Thursday, November 20, 2008

On The Right(eous) Way

At Your Feet 175 w

Signposting is not always easy, and it never was. How did our ancestors find the way when they travelled long distances? They could follow a river or the coastline, aim for some hills or mountains or walk along a winding path. But if they travelled over land in particular, and they had many days or weeks ahead of them, how did they find the way? They would most likely be dependant on guides or people who pointed at an object on the horizon.

For the pilgrims of the past there were markers on the ground that led them on the right way, to the next cathedral or perhaps even to Santiago de Compostela.  Scallop shells on the ground would guide them, eventually all the way to, what is supposed to be, the relics of St. James. Still today you can find metal markers in the shape of a scallop shell in many European villages, towns and cities. This one I spotted in Liège, Belgium.

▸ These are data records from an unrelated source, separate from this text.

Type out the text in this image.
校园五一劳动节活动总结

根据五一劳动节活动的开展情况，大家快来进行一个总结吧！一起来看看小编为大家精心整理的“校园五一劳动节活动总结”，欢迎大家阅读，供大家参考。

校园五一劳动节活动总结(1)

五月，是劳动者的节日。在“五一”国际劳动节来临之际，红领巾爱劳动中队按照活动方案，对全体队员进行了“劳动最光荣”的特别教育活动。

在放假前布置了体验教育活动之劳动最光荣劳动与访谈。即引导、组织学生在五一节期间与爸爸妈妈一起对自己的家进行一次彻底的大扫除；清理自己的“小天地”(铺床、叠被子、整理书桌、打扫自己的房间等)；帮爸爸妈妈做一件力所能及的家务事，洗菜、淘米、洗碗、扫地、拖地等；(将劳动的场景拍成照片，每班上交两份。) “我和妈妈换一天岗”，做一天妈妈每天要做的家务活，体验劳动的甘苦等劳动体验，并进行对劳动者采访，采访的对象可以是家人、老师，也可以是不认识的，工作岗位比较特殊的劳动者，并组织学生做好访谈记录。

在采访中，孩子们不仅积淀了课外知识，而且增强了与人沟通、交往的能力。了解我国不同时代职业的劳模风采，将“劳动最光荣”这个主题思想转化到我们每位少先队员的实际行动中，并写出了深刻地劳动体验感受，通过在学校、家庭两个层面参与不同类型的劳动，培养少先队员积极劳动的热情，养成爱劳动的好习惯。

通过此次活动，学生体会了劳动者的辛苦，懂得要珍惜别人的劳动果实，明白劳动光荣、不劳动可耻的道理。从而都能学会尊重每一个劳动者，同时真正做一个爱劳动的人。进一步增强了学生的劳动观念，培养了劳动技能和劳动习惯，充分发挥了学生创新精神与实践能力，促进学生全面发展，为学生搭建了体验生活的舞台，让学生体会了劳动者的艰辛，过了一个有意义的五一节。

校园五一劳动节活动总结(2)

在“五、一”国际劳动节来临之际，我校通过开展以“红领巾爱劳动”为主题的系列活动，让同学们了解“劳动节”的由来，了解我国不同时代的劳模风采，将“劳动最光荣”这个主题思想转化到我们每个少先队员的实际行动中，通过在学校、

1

Scallop Shell (pilgrim route) Liege


Pearl said...

How interesting!

In the U.S., during the Depression and when the hobos were riding the train rails, they would scratch signs in the dirt roads. I read of it so long ago, but I remember that a sketch of a dog meant the house ahead was friendly and you could maybe get food or work. A sketch in the dirt of a cat meant the house was unfriendly and to keep walking.
p.s. I've marked you as a "favorite" and will be back. Nice writing. Nice photos.

swenglishexpat said...

Pearl - Thanks for dropping in. I have heard similar stories from Sweden where tramps carved signs into gate posts and similar. You are kind, Pearl, thank you.

CanadianSwiss said...

An when one thinks that today, people have trouble finding their way without their GPS! :)

swenglishexpat said...

CS - You're right, that's rather pathetic.

Braja said...

Princess Diana's family emblem is the scallop. How 'bout them apples? :))

swenglishexpat said...

Braja - Thank you for dropping in. I did not know that about Diana's family. Apples?